In this chapter, I introduce the concept of the political logic of memory. This idea will become central to the broader thesis as I go on to navigate the construction of collective memory of the forced disappearances of the 1970s and 80s among Argentinians today, using the Parque de la Memoria as a prism to guide me. By political logic of memory, I take to mean the set of internal organising principles that govern the set of representations, discourses and practices through which meaning is attributed to the recent violent past and a project for a future politics is delineated. The concept of a logic, and a political logic, calls attention to the way that the collective memory of a society, although dynamic, contested and plural, is not a random constellation. Rather, beginning in this chapter and throughout this thesis, I hope to show how the construction and re-construction, configuration and re-configuration of collective memory in Argentina is organised according to two political logics that inform and underpin what are often exhilaratingly novel and innovative cultural, social and political interventions among human rights actors operating within this field as to how the past might be read, re-read, written, re-written, represented and thus remembered. The central claim that I shall want to make is that Argentine collective memory has a cultural biography in which it operates according to two political logics of memory. And that these logics can be understood as regulating the memory of the disappeared not in accordance with the logic of the human rights actors but that of society.

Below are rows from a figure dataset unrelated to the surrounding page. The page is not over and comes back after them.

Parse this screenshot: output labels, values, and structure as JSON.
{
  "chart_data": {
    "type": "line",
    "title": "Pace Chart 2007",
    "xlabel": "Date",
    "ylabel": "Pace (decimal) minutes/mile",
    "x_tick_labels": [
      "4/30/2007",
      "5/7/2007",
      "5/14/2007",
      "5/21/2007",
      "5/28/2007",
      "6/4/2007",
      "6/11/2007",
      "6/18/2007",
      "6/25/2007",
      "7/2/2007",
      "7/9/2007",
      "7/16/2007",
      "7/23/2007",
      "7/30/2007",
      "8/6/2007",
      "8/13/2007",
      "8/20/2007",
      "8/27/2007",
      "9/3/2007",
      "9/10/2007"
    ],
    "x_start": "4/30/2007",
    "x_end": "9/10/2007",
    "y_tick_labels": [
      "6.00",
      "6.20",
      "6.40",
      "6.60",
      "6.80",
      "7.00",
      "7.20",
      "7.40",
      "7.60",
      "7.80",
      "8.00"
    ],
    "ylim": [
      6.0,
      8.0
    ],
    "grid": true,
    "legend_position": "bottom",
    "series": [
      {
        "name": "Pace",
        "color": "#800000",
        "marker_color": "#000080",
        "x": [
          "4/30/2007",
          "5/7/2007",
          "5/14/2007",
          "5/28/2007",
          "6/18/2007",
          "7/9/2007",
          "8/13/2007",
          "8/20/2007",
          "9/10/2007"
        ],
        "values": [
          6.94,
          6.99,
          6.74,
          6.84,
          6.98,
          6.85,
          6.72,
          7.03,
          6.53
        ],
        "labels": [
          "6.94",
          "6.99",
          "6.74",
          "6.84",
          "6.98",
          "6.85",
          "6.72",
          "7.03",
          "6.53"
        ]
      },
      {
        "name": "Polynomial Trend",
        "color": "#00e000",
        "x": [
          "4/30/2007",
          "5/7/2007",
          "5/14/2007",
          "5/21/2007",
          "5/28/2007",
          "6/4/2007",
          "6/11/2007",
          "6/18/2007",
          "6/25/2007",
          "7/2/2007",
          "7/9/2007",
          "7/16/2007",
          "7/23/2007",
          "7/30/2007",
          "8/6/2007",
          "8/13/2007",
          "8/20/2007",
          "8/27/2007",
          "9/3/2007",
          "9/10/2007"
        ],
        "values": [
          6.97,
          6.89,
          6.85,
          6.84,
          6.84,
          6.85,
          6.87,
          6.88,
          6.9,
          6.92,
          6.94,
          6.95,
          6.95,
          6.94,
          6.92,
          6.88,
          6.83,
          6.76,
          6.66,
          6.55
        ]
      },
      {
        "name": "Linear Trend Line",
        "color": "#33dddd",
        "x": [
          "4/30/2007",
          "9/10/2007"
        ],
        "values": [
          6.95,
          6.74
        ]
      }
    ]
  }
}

I proceed in four stages. Firstly, I introduce the work of Judith Butler on Frames of War (2006, 2010) as frames that operate in a symbiotic relationship with what she calls ‘norms of
recognition’ within an overall ‘field of representability’. Critically appraising Butler’s theory on the grievability of lives, I show how the idea of the frames of the memory of violence provides a penetrative vocabulary for thinking through the complex relationship(s) between memory, mourning and politics in a post-conflict society such as Argentina. I deepen the notion of memory as situating within a visual and discursive field by turning to Andreas Huyssen’s (2003) work in part two. In part three, I consider Jenny Edkins’ (2011) argument that there are two ways of doing politics when persons go missing, and use this as the basis to tease out the importance of the concept of the political logic of memory. I conclude by trying to bring the field, frames and political logics of memory back together.